According to Figure 5A, the appearance of emulsions also showed the same trends. In general, the double-layered emulsion could better maintain the stable appearance of the emulsion and slow down the rate of phase separation of the emulsion droplets. The 0.4 wt.% calcium-ion-added double-layer emulsion system had the strongest anti-gravity separation ability, indicating that the calcium ion and FG were finely cross-linked through electrostatic interactions. The Appearance topography image analysis of different emulsion systems (Figure 5B,G) showed that the droplets of the 0.4 wt.% calcium-ion-added double-layer emulsion system had a uniform distribution. After storage for 21 days, a certain degree of aggregation occurred in almost all the emulsion systems, while the 0.4 wt.% calcium-ion-added double-layer emulsion system showed better maintenance of both the internal structure and the appearance.

3.5.2. Chemical Stability and Astaxanthin Retention Rate

The chemical stability of different emulsion systems loaded with astaxanthin varied greatly. According to Figure 5E,F, the oxidation degree of double-layered emulsion was obviously lower than that of single-layered emulsion. Both the hydroperoxide (0.025 mmol/kg) and TBARS (0.03 mmol/kg) values of the 0.4 wt.% calcium-ion-added double-layer emulsion system were the lowest, which suggested the highest chemical stability.

According to

Table 2. Analysis of astaxanthin retention rate and color change in algae oil emulsion after storage.

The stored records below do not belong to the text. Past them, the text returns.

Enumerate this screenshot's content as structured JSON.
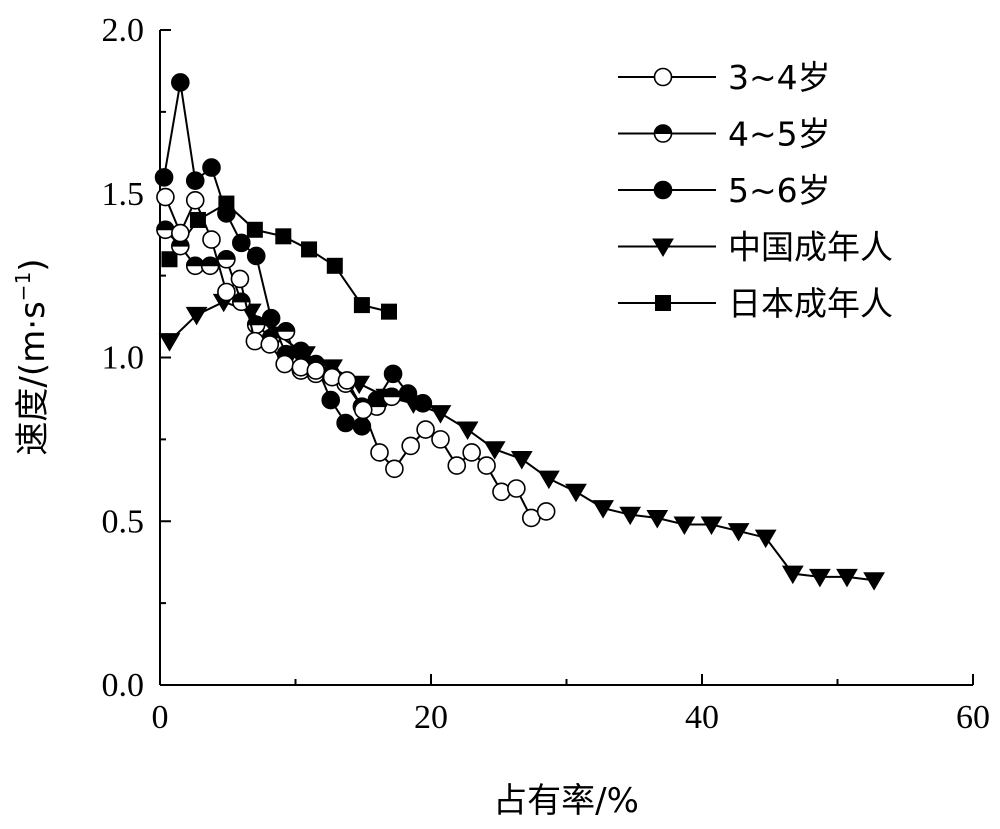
{
  "chart_data": {
    "type": "line",
    "xlabel": "占有率/%",
    "ylabel": "速度/(m·s",
    "ylabel_exponent": "−1",
    "ylabel_suffix": ")",
    "xlim": [
      0,
      60
    ],
    "ylim": [
      0,
      2.0
    ],
    "xticks": [
      0,
      20,
      40,
      60
    ],
    "xtick_labels": [
      "0",
      "20",
      "40",
      "60"
    ],
    "yticks": [
      0,
      0.5,
      1.0,
      1.5,
      2.0
    ],
    "ytick_labels": [
      "0.0",
      "0.5",
      "1.0",
      "1.5",
      "2.0"
    ],
    "grid": false,
    "legend_position": "top-right",
    "series": [
      {
        "name": "3~4岁",
        "marker": "circle-open",
        "x": [
          0.4,
          1.5,
          2.6,
          3.8,
          4.9,
          5.9,
          7.0,
          8.1,
          9.2,
          10.4,
          11.5,
          12.7,
          13.8,
          15.0,
          16.2,
          17.3,
          18.5,
          19.6,
          20.7,
          21.9,
          23.0,
          24.1,
          25.2,
          26.3,
          27.4,
          28.5
        ],
        "y": [
          1.49,
          1.38,
          1.48,
          1.36,
          1.2,
          1.24,
          1.05,
          1.04,
          0.98,
          0.97,
          0.96,
          0.94,
          0.93,
          0.84,
          0.71,
          0.66,
          0.73,
          0.78,
          0.75,
          0.67,
          0.71,
          0.67,
          0.59,
          0.6,
          0.51,
          0.53
        ]
      },
      {
        "name": "4~5岁",
        "marker": "circle-half",
        "x": [
          0.4,
          1.5,
          2.6,
          3.7,
          4.9,
          6.0,
          7.1,
          8.2,
          9.3,
          10.4,
          11.5,
          12.6,
          13.7,
          14.9,
          16.0,
          17.1
        ],
        "y": [
          1.39,
          1.34,
          1.28,
          1.28,
          1.3,
          1.17,
          1.1,
          1.06,
          1.08,
          0.96,
          0.95,
          0.95,
          0.92,
          0.85,
          0.85,
          0.88
        ]
      },
      {
        "name": "5~6岁",
        "marker": "circle-filled",
        "x": [
          0.3,
          1.5,
          2.6,
          3.8,
          4.9,
          6.0,
          7.1,
          8.2,
          9.3,
          10.4,
          11.5,
          12.6,
          13.7,
          14.9,
          16.0,
          17.2,
          18.3,
          19.4
        ],
        "y": [
          1.55,
          1.84,
          1.54,
          1.58,
          1.44,
          1.35,
          1.31,
          1.12,
          1.01,
          1.02,
          0.98,
          0.87,
          0.8,
          0.79,
          0.87,
          0.95,
          0.89,
          0.86
        ]
      },
      {
        "name": "中国成年人",
        "marker": "triangle-down",
        "x": [
          0.7,
          2.7,
          4.7,
          6.7,
          8.7,
          10.7,
          12.7,
          14.7,
          16.7,
          18.7,
          20.7,
          22.7,
          24.7,
          26.7,
          28.7,
          30.7,
          32.7,
          34.7,
          36.7,
          38.7,
          40.7,
          42.7,
          44.7,
          46.7,
          48.7,
          50.7,
          52.7
        ],
        "y": [
          1.05,
          1.13,
          1.17,
          1.14,
          1.07,
          1.01,
          0.97,
          0.92,
          0.88,
          0.86,
          0.83,
          0.78,
          0.72,
          0.69,
          0.63,
          0.59,
          0.54,
          0.52,
          0.51,
          0.49,
          0.49,
          0.47,
          0.45,
          0.34,
          0.33,
          0.33,
          0.32
        ]
      },
      {
        "name": "日本成年人",
        "marker": "square-filled",
        "x": [
          0.7,
          2.8,
          4.9,
          7.0,
          9.1,
          11.0,
          12.9,
          14.9,
          16.9
        ],
        "y": [
          1.3,
          1.42,
          1.47,
          1.39,
          1.37,
          1.33,
          1.28,
          1.16,
          1.14
        ]
      }
    ]
  }
}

Emulsion Systems	Retention (%)
PPI	28.1 ± 0.65
FG-PPI	51.9 ± 0.23
0.01Ca2+-FG-PPI	31.5 ± 0.43
0.1Ca2+-FG-PPI	57.5 ± 0.24
0.4Ca2+-FG-PPI	65.0 ± 0.26

PPI: PPI single-layer emulsion; FG-PPI: 0.4% FG-PPI Double-layer emulsion; 0.01% Ca²⁺-FG-PPI:0.01% Ca²⁺-FG-PPI Double-layer emulsion; 0.1% Ca²⁺-FG-PPI:0.1% Ca²⁺-FG-PPI Double-layer emulsion; 0.4% Ca²⁺-FG-PPI:0.4% Ca²⁺-FG-PPI Double-layer emulsion.

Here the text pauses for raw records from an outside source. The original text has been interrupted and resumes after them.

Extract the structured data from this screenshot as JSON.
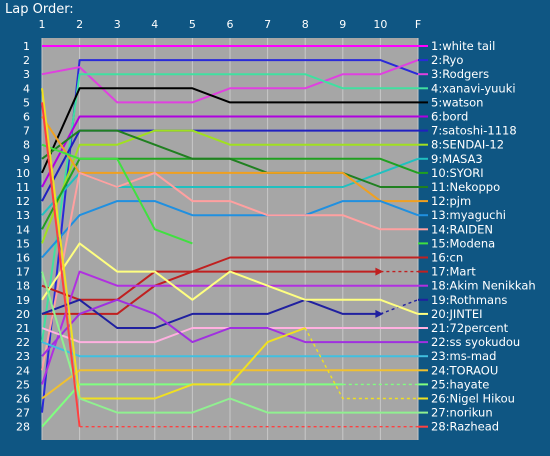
{
  "chart_data": {
    "type": "line",
    "title": "Lap Order:",
    "x_ticks": [
      "1",
      "2",
      "3",
      "4",
      "5",
      "6",
      "7",
      "8",
      "9",
      "10",
      "F"
    ],
    "y_ticks": [
      "1",
      "2",
      "3",
      "4",
      "5",
      "6",
      "7",
      "8",
      "9",
      "10",
      "11",
      "12",
      "13",
      "14",
      "15",
      "16",
      "17",
      "18",
      "19",
      "20",
      "21",
      "22",
      "23",
      "24",
      "25",
      "26",
      "27",
      "28"
    ],
    "ylim": [
      1,
      28
    ],
    "y_inverted": true,
    "grid": true,
    "plot_background": "#a6a6a6",
    "grid_color": "#c8c8c8",
    "dashed_note": "dashed segments indicate retired drivers",
    "series": [
      {
        "name": "1:white tail",
        "color": "#ff00ff",
        "positions": [
          1,
          1,
          1,
          1,
          1,
          1,
          1,
          1,
          1,
          1,
          1
        ]
      },
      {
        "name": "2:Ryo",
        "color": "#2a2ad8",
        "positions": [
          27,
          2,
          2,
          2,
          2,
          2,
          2,
          2,
          2,
          2,
          3
        ]
      },
      {
        "name": "3:Rodgers",
        "color": "#e040e0",
        "positions": [
          3,
          2.5,
          5,
          5,
          5,
          4,
          4,
          4,
          3,
          3,
          2
        ]
      },
      {
        "name": "4:xanavi-yuuki",
        "color": "#40e0a0",
        "positions": [
          22,
          3,
          3,
          3,
          3,
          3,
          3,
          3,
          4,
          4,
          4
        ]
      },
      {
        "name": "5:watson",
        "color": "#000000",
        "positions": [
          10,
          4,
          4,
          4,
          4,
          5,
          5,
          5,
          5,
          5,
          5
        ]
      },
      {
        "name": "6:bord",
        "color": "#b000e0",
        "positions": [
          11,
          6,
          6,
          6,
          6,
          6,
          6,
          6,
          6,
          6,
          6
        ]
      },
      {
        "name": "7:satoshi-1118",
        "color": "#2020c0",
        "positions": [
          12,
          7,
          7,
          7,
          7,
          7,
          7,
          7,
          7,
          7,
          7
        ]
      },
      {
        "name": "8:SENDAI-12",
        "color": "#a0e020",
        "positions": [
          15,
          8,
          8,
          7,
          7,
          8,
          8,
          8,
          8,
          8,
          8
        ]
      },
      {
        "name": "9:MASA3",
        "color": "#20c0c0",
        "positions": [
          13,
          10,
          11,
          11,
          11,
          11,
          11,
          11,
          11,
          10,
          9
        ]
      },
      {
        "name": "10:SYORI",
        "color": "#20a020",
        "positions": [
          14,
          9,
          9,
          9,
          9,
          9,
          9,
          9,
          9,
          9,
          10
        ]
      },
      {
        "name": "11:Nekoppo",
        "color": "#208020",
        "positions": [
          9,
          7,
          7,
          8,
          9,
          9,
          10,
          10,
          10,
          11,
          11
        ]
      },
      {
        "name": "12:pjm",
        "color": "#f0a020",
        "positions": [
          6,
          10,
          10,
          10,
          10,
          10,
          10,
          10,
          10,
          12,
          12
        ]
      },
      {
        "name": "13:myaguchi",
        "color": "#2090e0",
        "positions": [
          16,
          13,
          12,
          12,
          13,
          13,
          13,
          13,
          12,
          12,
          13
        ]
      },
      {
        "name": "14:RAIDEN",
        "color": "#ffa0a0",
        "positions": [
          24,
          10,
          11,
          10,
          12,
          12,
          13,
          13,
          13,
          14,
          14
        ]
      },
      {
        "name": "15:Modena",
        "color": "#40e040",
        "positions": [
          8,
          9,
          9,
          14,
          15
        ]
      },
      {
        "name": "16:cn",
        "color": "#c02020",
        "positions": [
          20,
          20,
          20,
          18,
          17,
          16,
          16,
          16,
          16,
          16,
          16
        ]
      },
      {
        "name": "17:Mart",
        "color": "#c02020",
        "positions": [
          18,
          19,
          19,
          17,
          17,
          17,
          17,
          17,
          17,
          17,
          17
        ],
        "retired_after": 9
      },
      {
        "name": "18:Akim Nenikkah",
        "color": "#b030e0",
        "positions": [
          25,
          17,
          18,
          18,
          18,
          18,
          18,
          18,
          18,
          18,
          18
        ]
      },
      {
        "name": "19:Rothmans",
        "color": "#2020a0",
        "positions": [
          20,
          19,
          21,
          21,
          20,
          20,
          20,
          19,
          20,
          20,
          19
        ],
        "retired_after": 9
      },
      {
        "name": "20:JINTEI",
        "color": "#ffff80",
        "positions": [
          19,
          15,
          17,
          17,
          19,
          17,
          18,
          19,
          19,
          19,
          20
        ]
      },
      {
        "name": "21:72percent",
        "color": "#ffb0e0",
        "positions": [
          21,
          22,
          22,
          22,
          21,
          21,
          21,
          21,
          21,
          21,
          21
        ]
      },
      {
        "name": "22:ss  syokudou",
        "color": "#a030e0",
        "positions": [
          23,
          20,
          19,
          20,
          22,
          21,
          21,
          22,
          22,
          22,
          22
        ]
      },
      {
        "name": "23:ms-mad",
        "color": "#40c0e0",
        "positions": [
          22,
          23,
          23,
          23,
          23,
          23,
          23,
          23,
          23,
          23,
          23
        ]
      },
      {
        "name": "24:TORAOU",
        "color": "#f0c030",
        "positions": [
          26,
          24,
          24,
          24,
          24,
          24,
          24,
          24,
          24,
          24,
          24
        ]
      },
      {
        "name": "25:hayate",
        "color": "#80ff80",
        "positions": [
          28,
          25,
          25,
          25,
          25,
          25,
          25,
          25,
          25,
          25,
          25
        ],
        "retired_after": 8
      },
      {
        "name": "26:Nigel Hikou",
        "color": "#f0e020",
        "positions": [
          4,
          26,
          26,
          26,
          25,
          25,
          22,
          21,
          26,
          26,
          26
        ],
        "retired_after": 7
      },
      {
        "name": "27:norikun",
        "color": "#90f090",
        "positions": [
          17,
          26,
          27,
          27,
          27,
          26,
          27,
          27,
          27,
          27,
          27
        ]
      },
      {
        "name": "28:Razhead",
        "color": "#ff4040",
        "positions": [
          5,
          28,
          28,
          28,
          28,
          28,
          28,
          28,
          28,
          28,
          28
        ],
        "retired_after": 1
      }
    ]
  }
}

, the loss ratio of astaxanthin of the emulsion system was consistent with the above-obtained results of physicochemical stability. It showed that the calcium-ion-added double-layer emulsion system could effectively protect astaxanthin from oxidative decomposition. The results of the study found that when the calcium ion concentration was low (0.01 wt.%), the oxidation of astaxanthin would be accelerated during storage. It was speculated that the low-concentration calcium ion could form a “calcium bridge” with the macromolecules during the storage process. It caused the emulsion to produce flocculation or aggregation, which reduced the physical and chemical stability of the emulsion and caused a more intensive degradation of astaxanthin.

4. Conclusions

In this study, a relatively stable and plant-based delivery system for both DHA algae oil and astaxanthin was fabricated and characterized. The molecular interaction between perilla protein isolate and flaxseed gum was investigated, coupled with their influences on the covering of the off-flavor of DHA algae oil. A denser interface and more even distribution of oil droplets with network structure of FG helped to maintain the stability and emulsions and prevent the overflow of the fishy smell. Calcium ion further strengthens the physio-chemical stability of the FG–PPI bilayer emulsion system by interacting with the polysaccharide chains. Both the DHA and astaxanthin were confirmed to be protected during storage by the calcium-ion-added double-layer emulsion system from oxidative decomposition. These findings are quite important for the fabrication of plant-based omega-3 delivery systems and their application in multiple food matrices, including plant-based yoghurt (acidic food matrix), etc.